Nine years into their career, GR have got a mastery of their craft. “Got Me Real Good” bounces, it fizzes, and the words “no more downsides” seems to underline the feeling that there is light at the end of the tunnel here, not to mention n admirable desire to keep taking chances. To that end “Augury” is somewhere between surf rock and Iron Maiden in 1982. Mattias Rydell – of death metal bands like Mammon – guests here and this might be the heaviest thing they’ve done in their careers. That they follow it with some folk that Levellers fans might enjoy in the shape of “Utopia” might tell you all you need to know.

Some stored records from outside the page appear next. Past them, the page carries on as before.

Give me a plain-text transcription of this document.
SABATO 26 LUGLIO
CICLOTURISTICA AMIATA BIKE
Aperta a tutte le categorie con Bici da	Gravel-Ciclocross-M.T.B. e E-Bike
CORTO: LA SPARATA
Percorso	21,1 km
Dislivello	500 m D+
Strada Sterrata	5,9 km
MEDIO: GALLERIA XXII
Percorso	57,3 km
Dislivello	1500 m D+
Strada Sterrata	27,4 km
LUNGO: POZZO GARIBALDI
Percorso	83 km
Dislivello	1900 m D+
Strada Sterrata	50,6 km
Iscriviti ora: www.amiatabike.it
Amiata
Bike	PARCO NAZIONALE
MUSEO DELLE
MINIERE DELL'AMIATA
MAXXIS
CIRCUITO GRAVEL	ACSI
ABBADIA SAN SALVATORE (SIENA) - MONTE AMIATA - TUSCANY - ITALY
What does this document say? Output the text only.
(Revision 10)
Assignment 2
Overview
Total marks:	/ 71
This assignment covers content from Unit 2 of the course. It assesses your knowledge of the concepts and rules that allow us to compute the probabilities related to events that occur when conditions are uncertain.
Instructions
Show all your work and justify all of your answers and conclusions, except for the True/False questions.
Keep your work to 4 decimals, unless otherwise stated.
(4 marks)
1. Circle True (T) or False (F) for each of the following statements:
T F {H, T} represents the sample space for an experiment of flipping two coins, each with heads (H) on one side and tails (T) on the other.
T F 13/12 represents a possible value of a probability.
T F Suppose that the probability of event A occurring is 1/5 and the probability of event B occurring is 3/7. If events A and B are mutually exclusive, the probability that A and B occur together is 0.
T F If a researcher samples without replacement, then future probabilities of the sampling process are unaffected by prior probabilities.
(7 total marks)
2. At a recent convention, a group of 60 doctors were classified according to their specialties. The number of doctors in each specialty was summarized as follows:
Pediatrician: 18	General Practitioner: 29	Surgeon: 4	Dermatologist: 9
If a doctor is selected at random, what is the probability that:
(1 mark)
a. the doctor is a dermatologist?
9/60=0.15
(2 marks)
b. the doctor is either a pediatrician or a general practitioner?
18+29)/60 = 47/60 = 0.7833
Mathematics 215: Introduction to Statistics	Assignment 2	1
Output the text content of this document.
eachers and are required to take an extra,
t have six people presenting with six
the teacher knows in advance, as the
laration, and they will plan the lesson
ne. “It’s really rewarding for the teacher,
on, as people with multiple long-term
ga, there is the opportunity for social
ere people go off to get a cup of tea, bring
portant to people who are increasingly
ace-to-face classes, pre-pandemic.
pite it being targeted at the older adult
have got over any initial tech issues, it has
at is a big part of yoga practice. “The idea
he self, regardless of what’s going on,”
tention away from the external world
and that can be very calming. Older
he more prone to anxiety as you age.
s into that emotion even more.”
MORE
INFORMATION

The promo stuff for this might, urmmm, carry on like this is “Carry On” part two, but its not.
Interestingly, too, there seems to be a desire to shake off the “Baby Hellacopters” tag that you could justifiably level at them early on, and even when there is a taste of Nicke Andersson’s lot (he’d produced albums of Royale’s in the past), its done on their own terms, as “Freak Parade” proves.
Essentially, when you boil it down, Grande Royale are masters of three minute rock n roll songs. “You Move Around” is made for the live stages, surely and the same goes for “Stark Raving Mad”, which fizzes like a giant sherbet dip of a thing.
12 songs here. Just over 36 minutes. And zero fat. Zero dips in quality. Instead, even the deep cuts have a skill, “Choke On It” is fun, and the mid-paced “Seven Days No Sleep” might be the best thing here, the melody, the sentiment: “we will never grow old, no matter what they say” its not the essence of Grande Royale, but the essence of rock n roll itself.
So much so that even, “The End”, which points out “we’re out of chords, but we hope to see you soon….” Over a piano tinkle as if its stacking chairs in the hotel bar is surely tongue in cheek? They’ll never be out of riffs, won’t Grande Royale, and they’re the kings of Grime Town. You’re welcome.